Sama Completes Downhole Geophysics on Five Drill Holes at Yepleu and Samapleu Deposit (West Africa); Strong EM Targets Have Been Generated
Sama Resources Inc./Ressources Sama Inc. announces the completion of the Downhole Electromagnetic Geophysical (“DHEM”) survey on five (5) holes at the Samapleu and newly discovered Yepleu nickel-copper-palladium Deposits in Côte d’Ivoire, West Africa.
Abitibi Geophysics Inc. from Val d’Or in Canada performed the survey and the interpretation is performed by Mr. Daniel Card, Senior Geophysicist for Southern Geoscience Consultants, Australia.
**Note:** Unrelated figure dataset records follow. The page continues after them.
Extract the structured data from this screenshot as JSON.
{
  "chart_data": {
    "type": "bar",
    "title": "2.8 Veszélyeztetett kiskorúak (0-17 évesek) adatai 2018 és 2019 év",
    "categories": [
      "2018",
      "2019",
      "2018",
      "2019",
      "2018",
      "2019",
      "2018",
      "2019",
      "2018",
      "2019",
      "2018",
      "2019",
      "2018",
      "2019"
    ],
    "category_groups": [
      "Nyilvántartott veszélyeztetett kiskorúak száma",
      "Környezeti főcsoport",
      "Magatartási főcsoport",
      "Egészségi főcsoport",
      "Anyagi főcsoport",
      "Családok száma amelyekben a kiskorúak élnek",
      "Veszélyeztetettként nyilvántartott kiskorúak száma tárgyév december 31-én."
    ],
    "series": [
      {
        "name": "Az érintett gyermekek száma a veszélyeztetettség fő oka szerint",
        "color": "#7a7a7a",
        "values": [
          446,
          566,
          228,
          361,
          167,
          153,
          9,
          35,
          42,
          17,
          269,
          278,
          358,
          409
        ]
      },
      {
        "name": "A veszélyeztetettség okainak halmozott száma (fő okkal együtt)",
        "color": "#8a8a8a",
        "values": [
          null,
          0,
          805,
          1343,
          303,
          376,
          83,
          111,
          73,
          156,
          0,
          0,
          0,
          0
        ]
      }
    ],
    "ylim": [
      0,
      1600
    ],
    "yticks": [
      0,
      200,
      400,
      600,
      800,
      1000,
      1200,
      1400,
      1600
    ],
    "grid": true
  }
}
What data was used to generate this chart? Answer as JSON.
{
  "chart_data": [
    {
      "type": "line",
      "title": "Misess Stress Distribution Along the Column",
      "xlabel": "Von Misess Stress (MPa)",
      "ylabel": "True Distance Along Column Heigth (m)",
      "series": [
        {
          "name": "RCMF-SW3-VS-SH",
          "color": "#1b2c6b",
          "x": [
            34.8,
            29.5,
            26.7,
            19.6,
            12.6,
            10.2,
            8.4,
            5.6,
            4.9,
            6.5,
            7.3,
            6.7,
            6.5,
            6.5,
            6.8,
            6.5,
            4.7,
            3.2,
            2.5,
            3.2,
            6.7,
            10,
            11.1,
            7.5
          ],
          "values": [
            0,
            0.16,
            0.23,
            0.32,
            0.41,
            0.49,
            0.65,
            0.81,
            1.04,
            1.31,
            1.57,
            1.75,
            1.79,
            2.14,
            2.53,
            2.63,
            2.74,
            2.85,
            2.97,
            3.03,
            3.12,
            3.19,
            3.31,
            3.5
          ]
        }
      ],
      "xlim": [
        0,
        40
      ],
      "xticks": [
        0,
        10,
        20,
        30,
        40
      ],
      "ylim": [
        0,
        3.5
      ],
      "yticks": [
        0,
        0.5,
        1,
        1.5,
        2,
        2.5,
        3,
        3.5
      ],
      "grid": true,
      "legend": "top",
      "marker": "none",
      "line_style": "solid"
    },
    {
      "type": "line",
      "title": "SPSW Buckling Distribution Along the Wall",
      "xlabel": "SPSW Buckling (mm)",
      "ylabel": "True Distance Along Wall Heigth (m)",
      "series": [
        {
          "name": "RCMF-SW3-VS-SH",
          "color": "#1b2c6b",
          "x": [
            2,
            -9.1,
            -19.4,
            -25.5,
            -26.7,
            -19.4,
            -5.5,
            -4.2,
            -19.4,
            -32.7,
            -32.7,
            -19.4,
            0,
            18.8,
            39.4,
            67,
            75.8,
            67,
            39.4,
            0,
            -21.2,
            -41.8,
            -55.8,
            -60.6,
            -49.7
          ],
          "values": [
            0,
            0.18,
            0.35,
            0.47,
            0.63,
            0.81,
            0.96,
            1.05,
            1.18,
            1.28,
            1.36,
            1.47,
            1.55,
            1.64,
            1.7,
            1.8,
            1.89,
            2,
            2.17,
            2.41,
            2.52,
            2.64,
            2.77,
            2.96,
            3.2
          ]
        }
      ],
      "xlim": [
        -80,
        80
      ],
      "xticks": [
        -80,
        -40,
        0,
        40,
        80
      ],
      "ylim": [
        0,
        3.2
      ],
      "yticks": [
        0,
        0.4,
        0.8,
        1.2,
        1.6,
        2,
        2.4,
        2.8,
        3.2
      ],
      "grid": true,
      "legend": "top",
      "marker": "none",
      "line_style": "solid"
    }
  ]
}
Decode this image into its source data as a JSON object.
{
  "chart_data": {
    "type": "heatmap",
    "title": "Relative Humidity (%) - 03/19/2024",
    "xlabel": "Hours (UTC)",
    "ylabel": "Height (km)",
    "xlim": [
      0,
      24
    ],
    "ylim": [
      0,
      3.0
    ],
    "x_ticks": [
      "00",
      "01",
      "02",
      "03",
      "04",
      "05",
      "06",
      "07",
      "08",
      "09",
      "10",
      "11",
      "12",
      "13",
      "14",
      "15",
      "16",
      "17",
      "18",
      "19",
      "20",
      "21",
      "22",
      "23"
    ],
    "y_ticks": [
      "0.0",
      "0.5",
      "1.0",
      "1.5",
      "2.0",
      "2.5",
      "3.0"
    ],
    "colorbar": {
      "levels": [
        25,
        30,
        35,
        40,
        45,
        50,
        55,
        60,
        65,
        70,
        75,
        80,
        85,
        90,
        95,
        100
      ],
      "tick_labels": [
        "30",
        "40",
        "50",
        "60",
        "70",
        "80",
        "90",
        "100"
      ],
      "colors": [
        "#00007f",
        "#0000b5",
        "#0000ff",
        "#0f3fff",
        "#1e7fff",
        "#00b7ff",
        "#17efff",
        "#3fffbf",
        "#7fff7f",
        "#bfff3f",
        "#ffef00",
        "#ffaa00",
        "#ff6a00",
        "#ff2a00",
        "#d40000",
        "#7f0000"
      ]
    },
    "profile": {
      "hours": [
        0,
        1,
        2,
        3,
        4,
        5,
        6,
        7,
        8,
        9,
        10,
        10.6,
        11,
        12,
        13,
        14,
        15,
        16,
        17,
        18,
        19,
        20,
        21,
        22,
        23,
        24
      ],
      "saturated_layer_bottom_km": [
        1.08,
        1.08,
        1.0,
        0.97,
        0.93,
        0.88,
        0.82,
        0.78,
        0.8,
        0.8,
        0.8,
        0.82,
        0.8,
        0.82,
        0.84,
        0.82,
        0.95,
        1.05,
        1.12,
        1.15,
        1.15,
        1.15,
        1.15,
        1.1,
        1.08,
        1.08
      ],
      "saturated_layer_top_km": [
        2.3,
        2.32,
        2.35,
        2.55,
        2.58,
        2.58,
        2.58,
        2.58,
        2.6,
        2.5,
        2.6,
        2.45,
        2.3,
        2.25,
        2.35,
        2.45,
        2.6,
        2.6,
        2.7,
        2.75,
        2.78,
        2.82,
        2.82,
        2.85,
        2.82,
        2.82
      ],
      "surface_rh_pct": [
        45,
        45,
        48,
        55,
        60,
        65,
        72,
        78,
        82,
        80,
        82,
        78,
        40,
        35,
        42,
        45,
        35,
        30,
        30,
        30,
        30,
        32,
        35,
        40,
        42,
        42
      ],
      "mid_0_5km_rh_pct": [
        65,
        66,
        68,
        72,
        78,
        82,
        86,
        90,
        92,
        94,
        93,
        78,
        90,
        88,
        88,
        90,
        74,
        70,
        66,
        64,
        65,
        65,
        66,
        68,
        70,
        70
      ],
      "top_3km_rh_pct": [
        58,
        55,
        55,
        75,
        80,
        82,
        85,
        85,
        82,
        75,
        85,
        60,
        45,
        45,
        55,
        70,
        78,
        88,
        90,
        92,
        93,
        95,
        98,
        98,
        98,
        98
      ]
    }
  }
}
Three holes were surveyed at the Yepleu deposit, one hole at the Samapleu Main and one hole at the Samapleu Extension 1 deposits.
Preliminary inspection of the data indicate strong Electromagnetic (“EM”) responses on all holes surveyed. Detailed interpretation and modelling is in progress for the following geophysical anomalies:
Hole Location Response: Depth from surface in meters ("m")
SM34-570407 Extension 1 - EM anomaly at around 280-320 m
SM44-525290 Samapleu Main - EM anomaly at around 150 m
YE31-637117 Yepleu - EM anomaly at around 120 m
YE31-694543 Yepleu - EM anomaly at around 160 m
YE23-398223 Yepleu - EM anomaly at around 40 m
“The survey was performed extremely well by Abitibi Geophysics,” stated Dr. Marc-Antoine Audet, President and CEO. “We look forward to some very good drilling targets from the modelling.” “We are working on this as top priority,” added Mr. Card, Senior Geophysicist for Southern Geoscience Consultants.
The Yepleu discovery is located 18 kilometers (“km”) southwest of the Samapleu nickel-copper-palladium deposits. Regional geological mapping has identified that the geological host of the newly discovered Yepleu nickel-copper-palladium mineralization extends beyond the original 3 km by 600 to 800m to an area as vast as 6 km x 4 km (Refer to News Release dated February 03, 2014).
A total of 18 diamond drilling holes for 3,320m were drilled at the Yepleu discovery testing the large sub-horizontal mineralized layer associated with pyroxenite, gabbro-norite and diorite units been part of the newly identified and described Yacouba Layered Complex (Gouedji et al., submitted to Bulletin de la Société Géologique de France (BSGF), January 24, 2014). Exploration results for all drilled holes at Yepleu will be announced in a subsequent press release.
Exploration Model and Targets
Exploration to date has focused mostly on shallow targets (<150m) at the Samapleu and Yepleu deposits. Sama believes that mineralization at the Samapleu deposits could plunge deeper and could extend laterally as suggested by responses obtained from the Helicopter Electromagnetic survey completed in January 2013 and by the current DHEM survey.
At Yepleu, the Company is chasing embayments or structural features that would have trapped mineralised pyroxenite within the sub-horizontal layered complex assemblage.
The technical information in this release has been reviewed and approved by Dr. Marc-Antoine Audet, P.Geo and President and CEO of Sama, and a ‘qualified person’, as defined by National Instrument 43-101, Standards of Disclosure for Mineral Projects.
For more details, the reader is invited to review Sama’s updated compilation on its website at: http://www.samaresources.com/i/pdf/Sama_Corporate_Presentation.pdf
“Samapleu poly-metallic deposits will give Sama the opportunity to become the first poly-metallic producer in West Africa.”
The Samapleu deposit is comprised of disseminated and semi-massive to massive sulphide mineralization hosted by a mafic-ultramafic intrusion located in the southern border of an early Proterozoic age deformation zone affecting the Archean Charnockitic shield. Mineralization is strata bound within pyroxenite layers of the Samapleu mafic-ultramafic complex.
The disseminated mineralization is typically characterized by fine isolated grains to large granular aggregates of iron, nickel and copper sulphides. Sulphide phases observed so far include pyrrhotite, chalcopyrite, pentlandite and minor pyrite. Pentlandite occurs as inclusions in pyrrhotite. Disseminated sulphide occurs as fine grains of 0.5 to 1 mm in diameter, showing a high ratio of pyrrhotite versus chalcopyrite. Sulphide veinlets and fine filaments are also present. Composite grains of sulphide material are dominant, forming sulphide masses of odd shapes ranging from a few millimeters up to several centimeters in any one dimension.